En effet, la traversée fut excellente; c'était de bon augure. Cependant, je l'avoue, je n'avais pas grand plaisir à rentrer à Malte; aussi, mes petites affaires faites, je revenais bien vite sur le speronare. Bref, j'allais partir le lendemain, et j'étais en train de faire un somme dans la cabine, quand Pietro entra.

– Capitaine, me dit-il, pardon de vous réveiller; mais c'est une femme qui dit qu'elle a besoin de vous parler pour affaires.

– Une femme! et où est-elle, cette femme? demandai-je en me frottant les yeux.

– Elle est en bas, dans un petit canot.

– Toute seule?

– Avec un rameur.

– Et quelle est cette femme?

– Je lui ai demandé son nom; mais elle m'a répondu que cela ne me regardait pas, qu'elle avait affaire à vous, et non pas à moi.

– Est-elle jeune? est-elle jolie?

– Ah! ceci, c'est autre chose: je ne peux pas dire, car elle a un voile, et il est impossible de rien voir au travers.

– C'est vrai ça, elle avait l'air d'une religieuse, interrompit Pietro.

– Alors, fais-la monter, repris-je.

Pietro sortit. Je me mis derrière une table, et j'ouvris tout doucement mon couteau. J'étais devenu défiant en diable depuis mon aventure; et comme je ne connaissais pas de femmes, je pensais que ça pourrait bien être un homme déguisé. Mais, une fois prévenu, c'est bon. Un homme prévenu, comme on dit, en vaut deux. Puis, sans me vanter, je manie assez proprement le couteau moi aussi.

– Je crois bien, dit Pietro: vous êtes modeste, capitaine. Voyez-vous, excellence, le capitaine, c'est le plus fort que je connaisse. A un pouce, à deux pouces, à toute la lame, il se bat comme on veut; cela lui est égal, à lui.

– Mais au premier coup d'oeil, continua le capitaine, je vis bien que je m'étais trompé, et que c'était bien une femme; et une pauvre petite femme qui avait grand peur encore, car on voyait sous son voile qu'elle tremblait de tous ses membres. Je remis mon couteau dans ma poche, et je m'approchai d'elle.

– Qu'y a-t-il pour votre service, madame? lui demandai-je.

– Vous êtes le capitaine de ce petit bâtiment? répondit-elle.

– Oui, madame.

– Avez-vous quelque affaire qui vous retienne dans le port?

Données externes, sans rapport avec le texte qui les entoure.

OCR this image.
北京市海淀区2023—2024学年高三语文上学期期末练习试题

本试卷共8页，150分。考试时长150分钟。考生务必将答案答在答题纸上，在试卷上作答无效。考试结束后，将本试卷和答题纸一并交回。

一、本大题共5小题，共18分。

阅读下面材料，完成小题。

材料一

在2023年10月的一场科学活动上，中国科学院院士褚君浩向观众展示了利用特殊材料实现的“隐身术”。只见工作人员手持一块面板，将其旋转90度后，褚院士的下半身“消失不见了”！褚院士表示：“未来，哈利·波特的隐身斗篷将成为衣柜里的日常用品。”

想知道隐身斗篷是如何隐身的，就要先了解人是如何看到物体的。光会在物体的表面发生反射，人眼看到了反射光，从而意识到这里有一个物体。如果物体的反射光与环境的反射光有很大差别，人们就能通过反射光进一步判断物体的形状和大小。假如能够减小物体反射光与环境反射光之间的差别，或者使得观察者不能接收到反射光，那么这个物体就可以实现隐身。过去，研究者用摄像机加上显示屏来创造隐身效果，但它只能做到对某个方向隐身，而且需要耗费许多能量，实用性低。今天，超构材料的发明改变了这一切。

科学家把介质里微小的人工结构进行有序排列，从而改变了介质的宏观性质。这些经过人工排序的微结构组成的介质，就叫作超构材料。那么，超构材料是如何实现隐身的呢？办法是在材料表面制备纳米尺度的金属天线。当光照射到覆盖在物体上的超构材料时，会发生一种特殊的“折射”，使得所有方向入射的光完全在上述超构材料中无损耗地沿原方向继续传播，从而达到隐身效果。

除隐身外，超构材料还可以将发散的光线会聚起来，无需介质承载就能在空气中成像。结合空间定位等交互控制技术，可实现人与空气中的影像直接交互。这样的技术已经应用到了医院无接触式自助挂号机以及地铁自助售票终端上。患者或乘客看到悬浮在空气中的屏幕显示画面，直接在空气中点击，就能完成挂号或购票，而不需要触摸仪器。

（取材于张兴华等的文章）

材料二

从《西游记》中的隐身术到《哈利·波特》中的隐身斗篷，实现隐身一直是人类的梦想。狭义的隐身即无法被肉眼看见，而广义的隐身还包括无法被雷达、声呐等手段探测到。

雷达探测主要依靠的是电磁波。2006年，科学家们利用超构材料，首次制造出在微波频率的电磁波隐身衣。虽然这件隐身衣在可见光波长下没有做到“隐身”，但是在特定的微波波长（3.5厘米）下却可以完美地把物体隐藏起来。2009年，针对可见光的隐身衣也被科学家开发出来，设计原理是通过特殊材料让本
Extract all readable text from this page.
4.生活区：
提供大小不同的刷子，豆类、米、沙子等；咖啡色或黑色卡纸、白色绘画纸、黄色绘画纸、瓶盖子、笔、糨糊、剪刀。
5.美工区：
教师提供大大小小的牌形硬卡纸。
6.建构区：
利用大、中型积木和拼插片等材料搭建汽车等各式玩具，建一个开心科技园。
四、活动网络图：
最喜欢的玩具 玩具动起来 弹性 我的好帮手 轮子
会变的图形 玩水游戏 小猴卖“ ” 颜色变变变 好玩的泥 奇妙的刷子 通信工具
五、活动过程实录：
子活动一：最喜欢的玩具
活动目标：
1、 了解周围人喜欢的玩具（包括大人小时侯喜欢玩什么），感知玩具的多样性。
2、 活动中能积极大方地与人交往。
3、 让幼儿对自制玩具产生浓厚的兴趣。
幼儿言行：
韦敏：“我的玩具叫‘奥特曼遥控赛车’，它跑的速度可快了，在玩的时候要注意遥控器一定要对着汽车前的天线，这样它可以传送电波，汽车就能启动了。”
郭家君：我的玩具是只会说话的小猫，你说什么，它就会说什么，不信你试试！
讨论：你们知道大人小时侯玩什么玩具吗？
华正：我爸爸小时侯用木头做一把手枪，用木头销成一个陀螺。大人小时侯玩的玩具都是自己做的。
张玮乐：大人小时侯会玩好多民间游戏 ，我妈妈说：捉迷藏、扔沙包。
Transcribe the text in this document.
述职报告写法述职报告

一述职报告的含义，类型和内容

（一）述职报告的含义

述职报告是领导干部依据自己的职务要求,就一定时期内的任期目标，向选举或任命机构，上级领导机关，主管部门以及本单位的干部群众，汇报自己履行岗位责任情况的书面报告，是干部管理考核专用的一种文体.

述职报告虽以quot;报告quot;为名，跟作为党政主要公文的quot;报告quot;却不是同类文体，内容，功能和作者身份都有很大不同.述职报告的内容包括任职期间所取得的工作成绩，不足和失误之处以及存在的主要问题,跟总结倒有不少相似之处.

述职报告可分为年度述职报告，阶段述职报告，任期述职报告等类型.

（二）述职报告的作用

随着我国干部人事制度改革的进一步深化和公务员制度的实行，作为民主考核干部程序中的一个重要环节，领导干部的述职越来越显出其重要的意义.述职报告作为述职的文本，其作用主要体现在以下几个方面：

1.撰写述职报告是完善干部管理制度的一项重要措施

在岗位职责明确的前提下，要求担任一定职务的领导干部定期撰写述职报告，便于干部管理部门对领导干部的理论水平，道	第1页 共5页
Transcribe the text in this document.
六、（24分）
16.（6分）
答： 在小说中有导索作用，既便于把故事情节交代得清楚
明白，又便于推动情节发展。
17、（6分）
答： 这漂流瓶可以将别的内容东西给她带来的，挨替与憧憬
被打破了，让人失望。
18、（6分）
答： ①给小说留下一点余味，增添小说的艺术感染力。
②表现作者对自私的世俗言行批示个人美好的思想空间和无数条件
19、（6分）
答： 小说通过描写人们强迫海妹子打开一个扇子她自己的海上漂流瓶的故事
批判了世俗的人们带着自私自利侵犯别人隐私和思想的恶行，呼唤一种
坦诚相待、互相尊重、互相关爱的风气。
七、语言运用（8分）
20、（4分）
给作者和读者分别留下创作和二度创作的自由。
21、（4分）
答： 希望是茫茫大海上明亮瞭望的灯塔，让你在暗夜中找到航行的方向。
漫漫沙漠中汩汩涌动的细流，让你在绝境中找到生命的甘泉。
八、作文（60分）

– Je comptais partir demain matin.

– Avez-vous des passagers maltais?

– Aucun.

– Faites-vous voile plus particulièrement pour un point de la Sicile que pour l'autre?

– Je comptais rentrer dans le port de Messine.

– Voulez-vous gagner quatre cents ducats?

– Belle demande! Je crois pardieu bien que je le veux! si toutefois, vous le comprendrez bien, la chose ne peut pas me compromettre.

– En aucune façon.

– Que faut-il faire?

– Il faut venir cette nuit avec votre speronare à la pointe Saint-Jean, à une heure du matin. Vous enverrez votre canot à terre. Un passager attendra sur le rivage; il vous dira Sicile, vous lui répondrez Malte. Vous le ramènerez à bord, et vous le déposerez dans l'endroit de la Sicile qui vous conviendra le mieux. Voilà tout.

– Dame! c'est faisable, répondis-je; et vous dites que pour cela…

– Il y a une prime de quatre cents ducats, deux cents ducats comptant: les voilà (l'inconnue tira une bourse et la jeta sur la table); deux cents ducats qui vous seront remis par le passager lui-même en touchant la terre.

– Eh! mais, dites donc, repris-je, il faut au moins que je vous fasse une obligation moi, une reconnaissance, quelque chose, un petit papier enfin.

– A quoi bon? Vous êtes honnête homme ou vous ne l'êtes pas. Si vous êtes honnête homme, votre parole suffit; si vous ne l'êtes pas, vous comprenez, aux précautions que je prends, au secret que je vous demande, que votre papier ne peut me servir à rien, et que je ne suis pas en mesure de le faire valoir devant les tribunaux.

– Par quel hasard vous êtes-vous adressée à moi, alors?

– Je me promenais aujourd'hui sur le port, ne sachant à qui m'adresser pour le service que je réclame de vous. Je vous ai vu passer, votre figure ouverte m'a plu, vous avez monté dans votre canot, vous êtes venu droit au petit bâtiment où nous sommes, j'ai deviné que vous en étiez le capitaine; j'ai attendu la nuit: la nuit venue, je m'y suis fait conduire à mon tour, j'ai demandé à vous parler, et me voilà.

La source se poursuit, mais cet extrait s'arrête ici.